Over the last 30 years, we have made great progress in curbing the most obvious pollution largely due to effective enforcement of federal and state environmental statutes. Now, however, there is increasing skepticism of the efficiency and even the constitutionality of our bedrock environmental laws from all branches of the federal government, including the courts. This book is the result of lively debate at the conference Alternative Grounds: Defending the Environment in an Unwelcome Judicial Climate, held on November 11, 2004, and co-sponsored by the University of Florida’s Levin College of Law and the Environmental Law Institute.

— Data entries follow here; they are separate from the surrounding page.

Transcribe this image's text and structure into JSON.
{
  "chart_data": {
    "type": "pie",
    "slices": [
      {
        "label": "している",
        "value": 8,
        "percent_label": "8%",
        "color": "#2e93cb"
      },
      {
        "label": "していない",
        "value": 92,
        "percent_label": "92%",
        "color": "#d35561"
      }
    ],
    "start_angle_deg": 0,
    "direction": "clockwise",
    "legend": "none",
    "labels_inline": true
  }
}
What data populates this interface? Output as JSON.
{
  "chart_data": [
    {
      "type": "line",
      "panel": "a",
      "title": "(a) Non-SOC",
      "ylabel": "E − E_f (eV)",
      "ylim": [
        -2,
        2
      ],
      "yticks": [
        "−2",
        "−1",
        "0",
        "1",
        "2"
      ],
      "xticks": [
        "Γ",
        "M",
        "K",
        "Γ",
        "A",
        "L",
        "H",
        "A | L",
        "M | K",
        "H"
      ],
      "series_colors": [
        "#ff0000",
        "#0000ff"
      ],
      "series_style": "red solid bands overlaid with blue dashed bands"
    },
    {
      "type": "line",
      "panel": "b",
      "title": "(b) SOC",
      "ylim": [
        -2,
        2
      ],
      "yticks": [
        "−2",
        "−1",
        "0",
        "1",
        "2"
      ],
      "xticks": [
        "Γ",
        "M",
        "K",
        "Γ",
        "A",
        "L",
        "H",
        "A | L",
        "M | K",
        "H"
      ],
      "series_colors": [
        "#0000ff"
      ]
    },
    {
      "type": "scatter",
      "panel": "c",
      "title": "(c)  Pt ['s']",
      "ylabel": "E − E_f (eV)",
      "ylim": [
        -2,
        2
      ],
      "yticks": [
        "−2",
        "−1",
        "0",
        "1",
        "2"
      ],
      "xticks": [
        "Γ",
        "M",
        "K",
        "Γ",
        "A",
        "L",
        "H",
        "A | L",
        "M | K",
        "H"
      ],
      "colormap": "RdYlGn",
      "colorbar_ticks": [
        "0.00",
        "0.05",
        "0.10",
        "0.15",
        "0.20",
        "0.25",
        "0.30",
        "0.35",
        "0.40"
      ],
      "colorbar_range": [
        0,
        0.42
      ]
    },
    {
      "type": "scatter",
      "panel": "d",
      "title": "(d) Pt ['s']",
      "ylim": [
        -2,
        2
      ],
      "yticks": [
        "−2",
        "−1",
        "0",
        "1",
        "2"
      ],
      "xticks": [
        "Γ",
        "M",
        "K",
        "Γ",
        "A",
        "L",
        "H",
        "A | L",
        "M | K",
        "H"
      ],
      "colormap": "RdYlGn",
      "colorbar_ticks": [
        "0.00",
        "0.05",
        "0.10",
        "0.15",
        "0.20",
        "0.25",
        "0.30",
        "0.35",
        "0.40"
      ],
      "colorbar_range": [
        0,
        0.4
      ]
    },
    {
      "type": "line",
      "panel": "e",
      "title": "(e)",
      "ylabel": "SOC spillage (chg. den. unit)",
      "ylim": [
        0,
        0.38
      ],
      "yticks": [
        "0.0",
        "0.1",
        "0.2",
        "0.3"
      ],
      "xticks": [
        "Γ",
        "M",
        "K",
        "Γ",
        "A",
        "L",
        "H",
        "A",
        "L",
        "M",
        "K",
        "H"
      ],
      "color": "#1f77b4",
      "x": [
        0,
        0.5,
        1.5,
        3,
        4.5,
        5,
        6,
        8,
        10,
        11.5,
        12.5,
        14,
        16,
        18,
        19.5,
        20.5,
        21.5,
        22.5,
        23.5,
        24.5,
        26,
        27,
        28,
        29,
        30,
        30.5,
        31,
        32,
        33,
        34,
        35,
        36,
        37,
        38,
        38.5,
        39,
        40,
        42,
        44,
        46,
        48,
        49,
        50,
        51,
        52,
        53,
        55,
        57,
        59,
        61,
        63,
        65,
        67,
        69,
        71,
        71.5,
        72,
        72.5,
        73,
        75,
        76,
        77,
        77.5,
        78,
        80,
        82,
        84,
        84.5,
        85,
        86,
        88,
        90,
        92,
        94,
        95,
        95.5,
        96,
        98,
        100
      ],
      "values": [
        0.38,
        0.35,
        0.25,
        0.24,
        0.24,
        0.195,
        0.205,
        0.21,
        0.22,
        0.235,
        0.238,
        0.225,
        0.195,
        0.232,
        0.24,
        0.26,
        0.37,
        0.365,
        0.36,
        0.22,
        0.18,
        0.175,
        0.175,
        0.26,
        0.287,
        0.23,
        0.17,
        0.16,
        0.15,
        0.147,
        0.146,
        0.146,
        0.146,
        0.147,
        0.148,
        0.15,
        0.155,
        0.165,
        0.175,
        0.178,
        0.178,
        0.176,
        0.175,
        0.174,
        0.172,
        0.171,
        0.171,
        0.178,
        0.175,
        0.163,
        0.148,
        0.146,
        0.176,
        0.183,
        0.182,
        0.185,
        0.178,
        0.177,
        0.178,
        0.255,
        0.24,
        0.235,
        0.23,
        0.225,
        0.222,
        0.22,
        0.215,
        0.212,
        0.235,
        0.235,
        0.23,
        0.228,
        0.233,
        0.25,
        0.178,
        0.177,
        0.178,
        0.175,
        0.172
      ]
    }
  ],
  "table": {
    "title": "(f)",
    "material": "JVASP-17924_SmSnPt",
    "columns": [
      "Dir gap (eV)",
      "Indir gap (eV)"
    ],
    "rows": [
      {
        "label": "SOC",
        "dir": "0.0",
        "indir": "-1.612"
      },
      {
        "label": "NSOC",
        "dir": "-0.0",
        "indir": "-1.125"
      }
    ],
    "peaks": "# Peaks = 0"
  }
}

Topics ranged from U.S. Supreme Court trends in environmental law jurisprudence, to innovative federal and state constitutional and statutory arguments that defend environmental protections, to federal provisions most vulnerable to attack on federalism, takings, and separation-of-powers grounds. This thought-provoking and insightful collection of essays provides smart, realistic solutions to the profound and complex legal challenges facing defenders of our environmental protections.
With contributions by: Richard J. Lazarus, Sean H. Donahue, Paul Boudreaux, William W. Buzbee, Robert L. Glicksman, Alyson C. Flournoy, Christopher H. Schroeder, Douglas T. Kendall, Susan George, J.B. Ruhl, Donald W. Stever, and Mary Jane Angelo.